Harrisburg Democrats have already pointed to the Eli Lilly deal as validation for Shapiro’s approach. Rep. Matt Bradford (D-Montgomory), the House Majority Leader, has already cited the Eli Lilly project as a proof of concept for Shapiro’s willingness to deploy public resources to compete for high-value industries.
Local officials, for their part, emphasized the immediate symbolic and long-term economic significance. Don Cunningham, president and CEO of the LVEDC, described the project as the culmination of decades of work to reinvent the Lehigh Valley after the collapse of its once-dominant steel industry.
“When the steel mills went quiet, we went to work,” Cunningham said.
Those same steel mills, now defunct, loomed over the Steel Stacks campus where the event took place. The contrast underscored both the progress made and the stakes of the transition.
“I still dream new dreams for the Lehigh Valley,” Cunningham said.

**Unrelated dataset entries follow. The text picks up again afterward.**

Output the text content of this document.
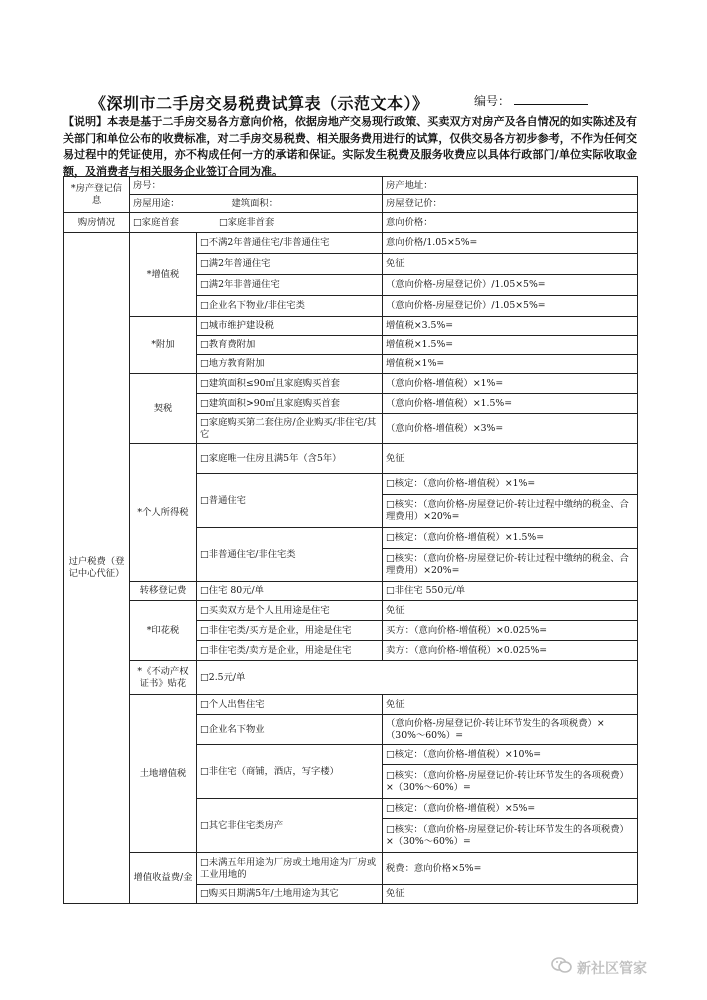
《深圳市二手房交易税费试算表（示范文本）》	编号：
【说明】本表是基于二手房交易各方意向价格，依据房地产交易现行政策、买卖双方对房产及各自情况的如实陈述及有关部门和单位公布的收费标准，对二手房交易税费、相关服务费用进行的试算，仅供交易各方初步参考，不作为任何交易过程中的凭证使用，亦不构成任何一方的承诺和保证。实际发生税费及服务收费应以具体行政部门/单位实际收取金额，及消费者与相关服务企业签订合同为准。
*房产登记信息	房号：		房产地址：
	房屋用途： 建筑面积：		房屋登记价：
购房情况	□家庭首套 □家庭非首套		意向价格：
过户税费（登记中心代征）	*增值税	□不满2年普通住宅/非普通住宅	意向价格/1.05×5%=
		□满2年普通住宅	免征
		□满2年非普通住宅	（意向价格-房屋登记价）/1.05×5%=
		□企业名下物业/非住宅类	（意向价格-房屋登记价）/1.05×5%=
	*附加	□城市维护建设税	增值税×3.5%=
		□教育费附加	增值税×1.5%=
		□地方教育附加	增值税×1%=
	契税	□建筑面积≤90㎡且家庭购买首套	（意向价格-增值税）×1%=
		□建筑面积>90㎡且家庭购买首套	（意向价格-增值税）×1.5%=
		□家庭购买第二套住房/企业购买/非住宅/其它	（意向价格-增值税）×3%=
	*个人所得税	□家庭唯一住房且满5年（含5年）	免征
		□普通住宅	□核定：（意向价格-增值税）×1%=
			□核实：（意向价格-房屋登记价-转让过程中缴纳的税金、合理费用）×20%=
		□非普通住宅/非住宅类	□核定：（意向价格-增值税）×1.5%=
			□核实：（意向价格-房屋登记价-转让过程中缴纳的税金、合理费用）×20%=
	转移登记费	□住宅 80元/单	□非住宅 550元/单
	*印花税	□买卖双方是个人且用途是住宅	免征
		□非住宅类/买方是企业，用途是住宅	买方：（意向价格-增值税）×0.025%=
		□非住宅类/卖方是企业，用途是住宅	卖方：（意向价格-增值税）×0.025%=
	*《不动产权证书》贴花	□2.5元/单	
	土地增值税	□个人出售住宅	免征
		□企业名下物业	（意向价格-房屋登记价-转让环节发生的各项税费）×（30%～60%）=
		□非住宅（商铺，酒店，写字楼）	□核定：（意向价格-增值税）×10%=
			□核实：（意向价格-房屋登记价-转让环节发生的各项税费）×（30%～60%）=
		□其它非住宅类房产	□核定：（意向价格-增值税）×5%=
			□核实：（意向价格-房屋登记价-转让环节发生的各项税费）×（30%～60%）=
	增值收益费/金	□未满五年用途为厂房或土地用途为厂房或工业用地的	税费：意向价格×5%=
		□购买日期满5年/土地用途为其它	免征
新社区管家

Shapiro’s plans extend beyond the Lehigh Valley. In February, Johnson & Johnson announced a $1 billion investment project in Montgomery County, and a nuclear-science firm TerraPower Isotopes announced that they are building a new manufacturing facility in Philadelphia’s Bellwether District.
Securing these investments costs money. The state committed tens of millions of dollars in incentives to secure the project for the Lehigh Valley, including roughly $50 million in tax credits for Eli Lilly and Company, and an additional $50 million in grants. With the facility not expected to open until 2031, the economic payoff remains years away.